- Directed by: Hisham Zaman
- Written by: Hisham Zaman
- Produced by: Gudny Hummelvoll
- Starring: Broa Rasol, Serdar Ahmad Saleh
- Music by: Øistein Boassen
- Release date: 2005;
- Running time: 15 minutes
- Languages: Kurdish, Norwegian

= Bawke =

Bawke is a 2005 short film directed by Hisham Zaman and produced in Norway.

==Plot==
Two Kurdish refugees from Iraq, a father and son, approach their goal after being on the run for a long time. After arrival, both father and son are apprehended by the police and taken into a refugee camp. About to be deported and in order for his son to have any chance of staying, the father decides to leave his son behind in the new country.
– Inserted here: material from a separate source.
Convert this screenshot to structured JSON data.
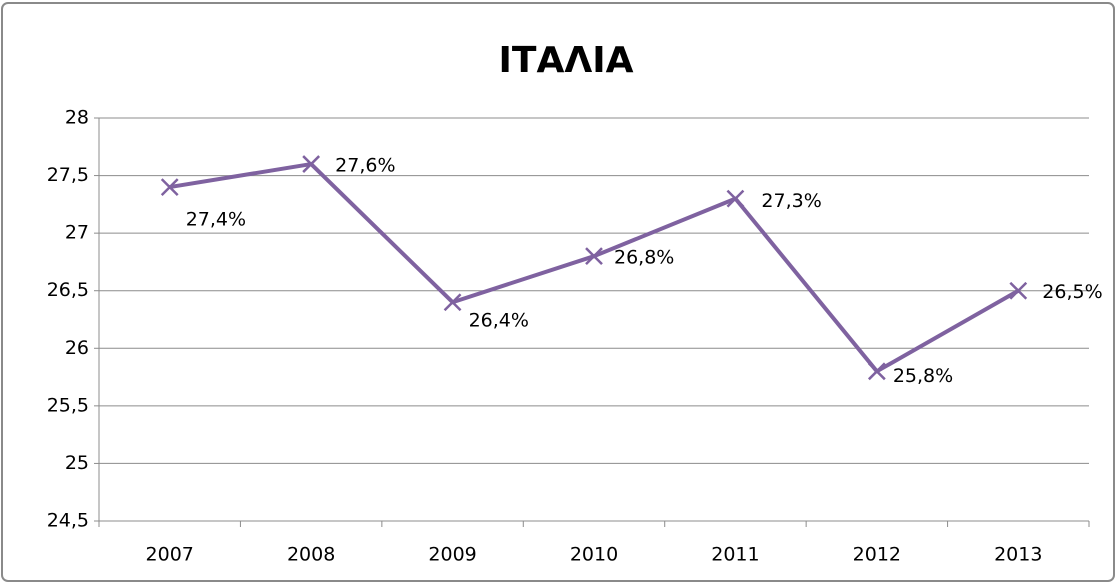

The son desperately tries to catch up with him, but when a policeman ask if he knows the kid, his answer is no.

==Awards==
1. Best Short Film (Årets kortfilm), Amanda Awards, Norway, 2005.
2. Prix UIP Grimstad (European Short Film), Norwegian Short Film Festival, 2005.
3. BAFTA/LA Award for Excellence, Aspen Shortsfest, Colorado, 2005.
4. Youth Jury Award, Clermont-Ferrand International Short Film Festival, 2006.
5. Youth Award, San Sebastián Human Rights Film Festival, 2006.
6. Best Live-Action Short, Toronto Worldwide Short Film Festival, 2006.